To jump on my proverbial soapbox for a moment, if the circumstances at hand feel abundantly serious to you, it is because they are abundantly serious and because you are responding adequately. I tend to detest the idea of dancing around the topic at hand when writing articles, because I don’t ever want the content I put out to employ adhering to a word count as its lead exigence, but in a situation as potentially critical as this one, context seems more important than ever. For most players (especially those my age or younger) this is the most confusing of times that we’ve ever lived in, and with no certain answer regarding the state of the rest of the season, we are all currently questioning whether it is even worth dedicating time to the game, let alone if we should be grinding for the Ultra Prism through Rebel Clash format, given that there is a somewhat probable chance that we never even play a tournament in the format.
Quandaries such as these really pose a set of complex questions; is it even worth playing pokemon at all right now, or so much as give it a passing thought? And if you, the player, happen to proceed past the two of those questions, the next logical question is “how can I possibly maintain my skills as a player and scholar, at a time where my opportunities to play have never been more scarce?” While I preface my answer to the question with the admission that I’m about as unsure as you all are, I have been trying to maintain a simple list of creative ways to remain in mental shape, should the circumstances call for a continuation of the 2019-2020 season.
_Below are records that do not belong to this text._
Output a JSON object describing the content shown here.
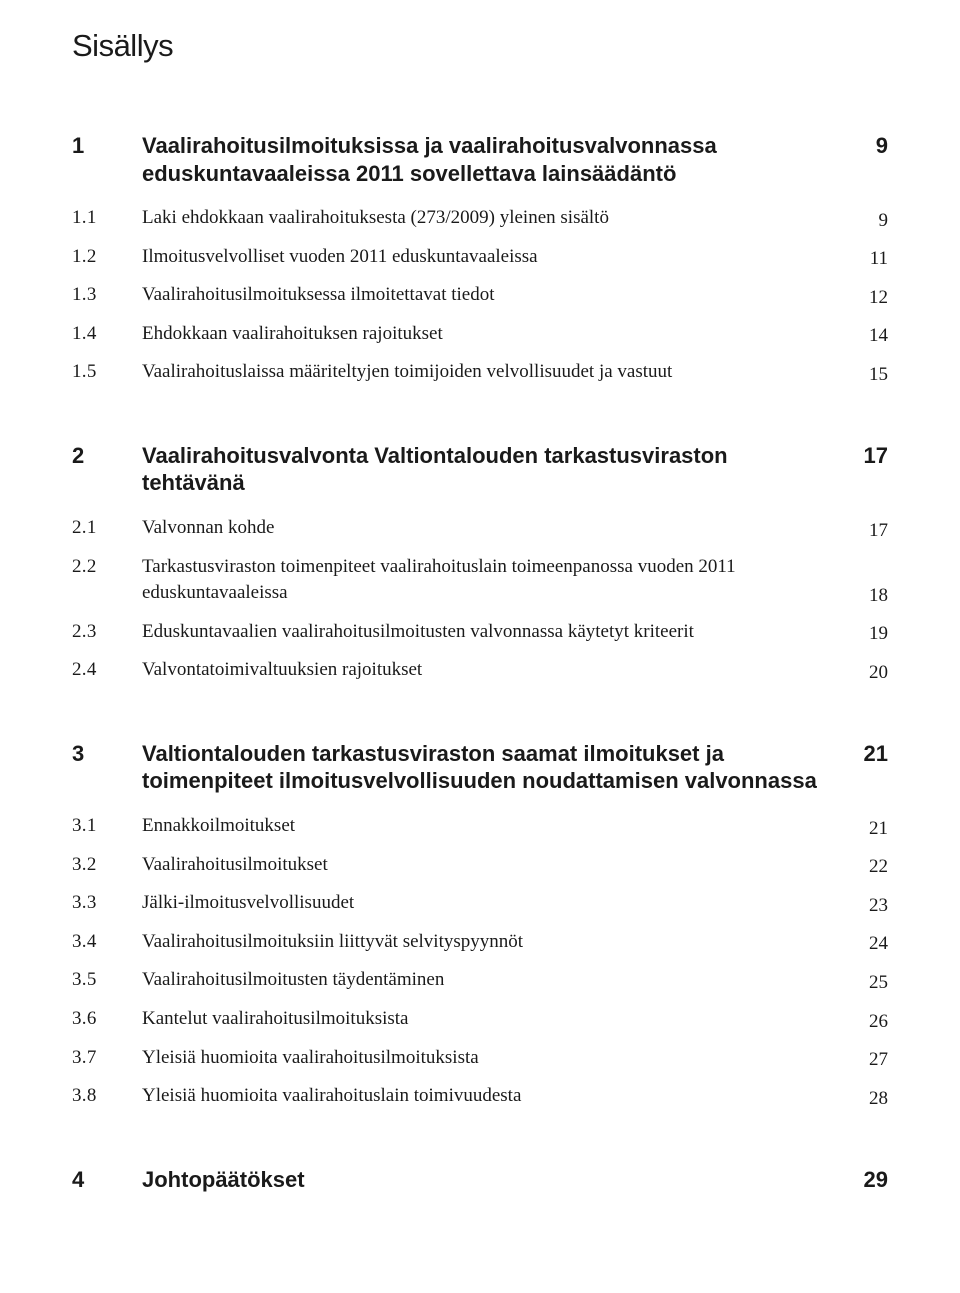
{
  "title": "Sisällys",
  "colors": {
    "background": "#ffffff",
    "text": "#1a1a1a"
  },
  "typography": {
    "heading_family": "Arial",
    "body_family": "Georgia",
    "title_size_pt": 23,
    "section_size_pt": 17,
    "sub_size_pt": 14
  },
  "toc": [
    {
      "num": "1",
      "title": "Vaalirahoitusilmoituksissa ja vaalirahoitusvalvonnassa eduskuntavaaleissa 2011 sovellettava lainsäädäntö",
      "page": "9",
      "items": [
        {
          "num": "1.1",
          "title": "Laki ehdokkaan vaalirahoituksesta (273/2009) yleinen sisältö",
          "page": "9"
        },
        {
          "num": "1.2",
          "title": "Ilmoitusvelvolliset vuoden 2011 eduskuntavaaleissa",
          "page": "11"
        },
        {
          "num": "1.3",
          "title": "Vaalirahoitusilmoituksessa ilmoitettavat tiedot",
          "page": "12"
        },
        {
          "num": "1.4",
          "title": "Ehdokkaan vaalirahoituksen rajoitukset",
          "page": "14"
        },
        {
          "num": "1.5",
          "title": "Vaalirahoituslaissa määriteltyjen toimijoiden velvollisuudet ja vastuut",
          "page": "15"
        }
      ]
    },
    {
      "num": "2",
      "title": "Vaalirahoitusvalvonta Valtiontalouden tarkastusviraston tehtävänä",
      "page": "17",
      "items": [
        {
          "num": "2.1",
          "title": "Valvonnan kohde",
          "page": "17"
        },
        {
          "num": "2.2",
          "title": "Tarkastusviraston toimenpiteet vaalirahoituslain toimeenpanossa vuoden 2011 eduskuntavaaleissa",
          "page": "18"
        },
        {
          "num": "2.3",
          "title": "Eduskuntavaalien vaalirahoitusilmoitusten valvonnassa käytetyt kriteerit",
          "page": "19"
        },
        {
          "num": "2.4",
          "title": "Valvontatoimivaltuuksien rajoitukset",
          "page": "20"
        }
      ]
    },
    {
      "num": "3",
      "title": "Valtiontalouden tarkastusviraston saamat ilmoitukset ja toimenpiteet ilmoitusvelvollisuuden noudattamisen valvonnassa",
      "page": "21",
      "items": [
        {
          "num": "3.1",
          "title": "Ennakkoilmoitukset",
          "page": "21"
        },
        {
          "num": "3.2",
          "title": "Vaalirahoitusilmoitukset",
          "page": "22"
        },
        {
          "num": "3.3",
          "title": "Jälki-ilmoitusvelvollisuudet",
          "page": "23"
        },
        {
          "num": "3.4",
          "title": "Vaalirahoitusilmoituksiin liittyvät selvityspyynnöt",
          "page": "24"
        },
        {
          "num": "3.5",
          "title": "Vaalirahoitusilmoitusten täydentäminen",
          "page": "25"
        },
        {
          "num": "3.6",
          "title": "Kantelut vaalirahoitusilmoituksista",
          "page": "26"
        },
        {
          "num": "3.7",
          "title": "Yleisiä huomioita vaalirahoitusilmoituksista",
          "page": "27"
        },
        {
          "num": "3.8",
          "title": "Yleisiä huomioita vaalirahoituslain toimivuudesta",
          "page": "28"
        }
      ]
    },
    {
      "num": "4",
      "title": "Johtopäätökset",
      "page": "29",
      "items": []
    }
  ]
}
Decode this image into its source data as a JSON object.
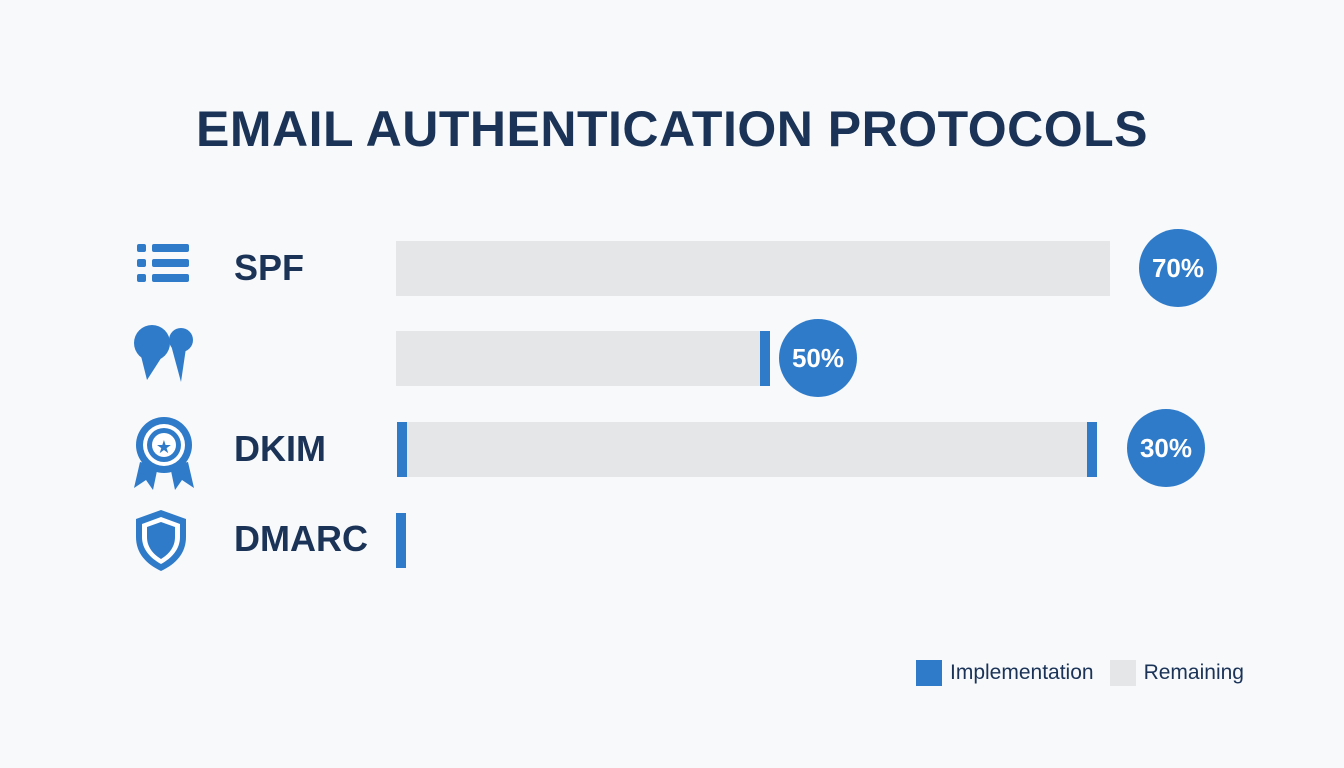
{
  "colors": {
    "accent": "#2f7bc9",
    "track": "#e5e6e8",
    "title": "#1a3357",
    "label": "#1a3357",
    "background": "#f7f9fb",
    "badge_text": "#ffffff"
  },
  "chart_data": {
    "type": "bar",
    "title": "EMAIL AUTHENTICATION PROTOCOLS",
    "xlabel": "",
    "ylabel": "",
    "grid": false,
    "legend_position": "bottom-right",
    "categories": [
      "SPF",
      "",
      "DKIM",
      "DMARC"
    ],
    "row_icons": [
      "list-icon",
      "speech-bubbles-icon",
      "award-badge-icon",
      "shield-icon"
    ],
    "series": [
      {
        "name": "Implementation",
        "values": [
          null,
          null,
          null,
          null
        ],
        "value_labels": [
          "70%",
          "50%",
          "30%",
          ""
        ]
      },
      {
        "name": "Remaining",
        "values": [
          null,
          null,
          null,
          null
        ]
      }
    ],
    "legend": [
      {
        "label": "Implementation",
        "color": "#2f7bc9"
      },
      {
        "label": "Remaining",
        "color": "#e5e6e8"
      }
    ]
  }
}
Today I’ll be touching on a game called “mental pokemon” along with some non-pokemon related ways to keep your brain sharp, and finally spending an extended period of time talking about old formats, and the ways that you can utilize them in order to maintain a fresh understanding toward approaching unfamiliar card interactions. The concept of knowing how to navigate the more complex unfamiliar situations is one that often proves itself invaluable, especially in circumstances like the “first regional in the format” quandary; a conundrum that my schedule of events has found me quite familiar with this season!